Many of the principles we apply in planning for vehicles, transit and active transportation can be tailored to the goods movement context. For instance, during the development of a transportation master plan in Orillia, a suburb of Toronto, isolation areas for active transportation were identified, resulting in a recommendation for a new active transportation highway crossing. The same type of approach can be used for freight planning.
Communities need to examine their isolation factors, if any, and alternative route options built into their transportation network. COVID-19 has taught us all the importance of freight reliability and this should be forefront in the mindset of municipal agencies today. If agencies can reduce the stress of uncertainty related to freight delivery, then the fear of losing access to essential goods will be one less concern for community leaders.
How data can help
Location data from mobile devices has been used for years to inform numerous transportation planning efforts on behalf of municipal agencies. Most trucks transporting freight are equipped with smart devices for GPS tracking, and the trucks can be isolated from the general population of GPS tracking devices in several ways to map and visualize the transportation routes of all freight deliveries serving individual communities.
By geofencing an area, software flags all mobile devices entering or leaving. These deliveries can be tracked by point of origin using a combination of U.S. Census NAICS data (the North American standard for identifying goods), zoning maps and assessment information to isolate trucking operations. This information, coupled with other tools, provides a high degree of certainty that the location-based data is freight specific. Origin-destination information can then be used to explore other routes to develop alternative networks.
Most municipalities haven't considered doing this, nor are they aware that you can. Using data to analyze freight movement is both understudied, and relatively inexpensive to do. Freight has different needs and requirements than other modes of transportation and it’s necessary to quantify that difference to address community and business concerns.

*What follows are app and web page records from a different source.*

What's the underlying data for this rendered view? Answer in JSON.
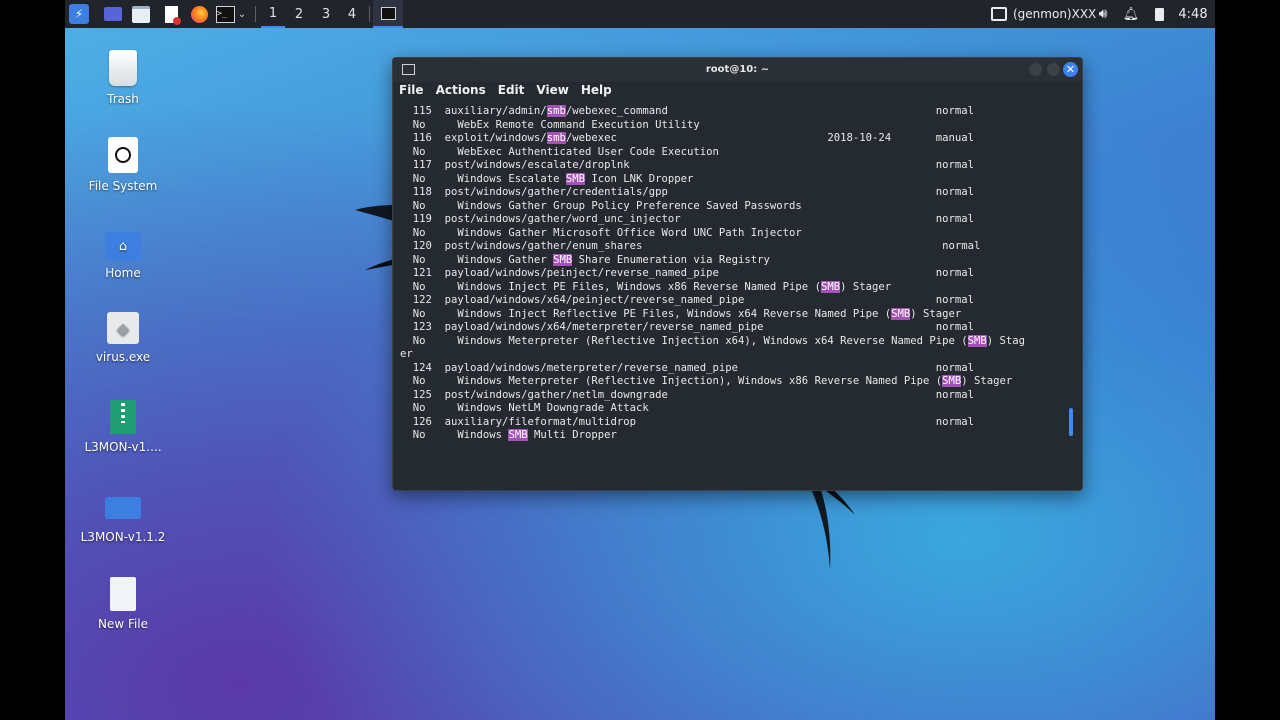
{
  "taskbar": {
    "workspaces": [
      "1",
      "2",
      "3",
      "4"
    ],
    "network_label": "(genmon)XXX",
    "clock": "4:48"
  },
  "desktop": {
    "icons": [
      {
        "label": "Trash",
        "icon": "trash-icon"
      },
      {
        "label": "File System",
        "icon": "drive-icon"
      },
      {
        "label": "Home",
        "icon": "home-folder-icon"
      },
      {
        "label": "virus.exe",
        "icon": "executable-icon"
      },
      {
        "label": "L3MON-v1....",
        "icon": "archive-icon"
      },
      {
        "label": "L3MON-v1.1.2",
        "icon": "folder-icon"
      },
      {
        "label": "New File",
        "icon": "text-file-icon"
      }
    ]
  },
  "terminal": {
    "title": "root@10: ~",
    "menu": [
      "File",
      "Actions",
      "Edit",
      "View",
      "Help"
    ],
    "lines": [
      "  115  auxiliary/admin/smb/webexec_command                                          normal",
      "  No     WebEx Remote Command Execution Utility",
      "  116  exploit/windows/smb/webexec                                 2018-10-24       manual",
      "  No     WebExec Authenticated User Code Execution",
      "  117  post/windows/escalate/droplnk                                                normal",
      "  No     Windows Escalate SMB Icon LNK Dropper",
      "  118  post/windows/gather/credentials/gpp                                          normal",
      "  No     Windows Gather Group Policy Preference Saved Passwords",
      "  119  post/windows/gather/word_unc_injector                                        normal",
      "  No     Windows Gather Microsoft Office Word UNC Path Injector",
      "  120  post/windows/gather/enum_shares                                               normal",
      "  No     Windows Gather SMB Share Enumeration via Registry",
      "  121  payload/windows/peinject/reverse_named_pipe                                  normal",
      "  No     Windows Inject PE Files, Windows x86 Reverse Named Pipe (SMB) Stager",
      "  122  payload/windows/x64/peinject/reverse_named_pipe                              normal",
      "  No     Windows Inject Reflective PE Files, Windows x64 Reverse Named Pipe (SMB) Stager",
      "  123  payload/windows/x64/meterpreter/reverse_named_pipe                           normal",
      "  No     Windows Meterpreter (Reflective Injection x64), Windows x64 Reverse Named Pipe (SMB) Stag",
      "er",
      "  124  payload/windows/meterpreter/reverse_named_pipe                               normal",
      "  No     Windows Meterpreter (Reflective Injection), Windows x86 Reverse Named Pipe (SMB) Stager",
      "  125  post/windows/gather/netlm_downgrade                                          normal",
      "  No     Windows NetLM Downgrade Attack",
      "  126  auxiliary/fileformat/multidrop                                               normal",
      "  No     Windows SMB Multi Dropper"
    ],
    "highlight_terms": [
      "smb",
      "SMB"
    ],
    "highlight_color": "#a451b8"
  }
}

Freight is typically planned to enhance operational safety and efficiency. New technology is available to address the safe delivery of goods from large trucks to neighborhood destinations but only if the large trucks can get to the communities in the first place. In the event of a crisis, that is not a certainty.
Providing flexibility
Municipalities need to build flexibility into the movement of goods planning now more than ever. They need to be strategic about identifying and developing alternative freight delivery options to create community resiliency, ensure food security and build public trust in leadership.
Make sure your community is as resilient as possible in the event of a natural disaster, unnatural disaster or a future pandemic. It’s imperative to address the reliable movement of goods via freight now so that we may be swift in addressing issues at the worst of times.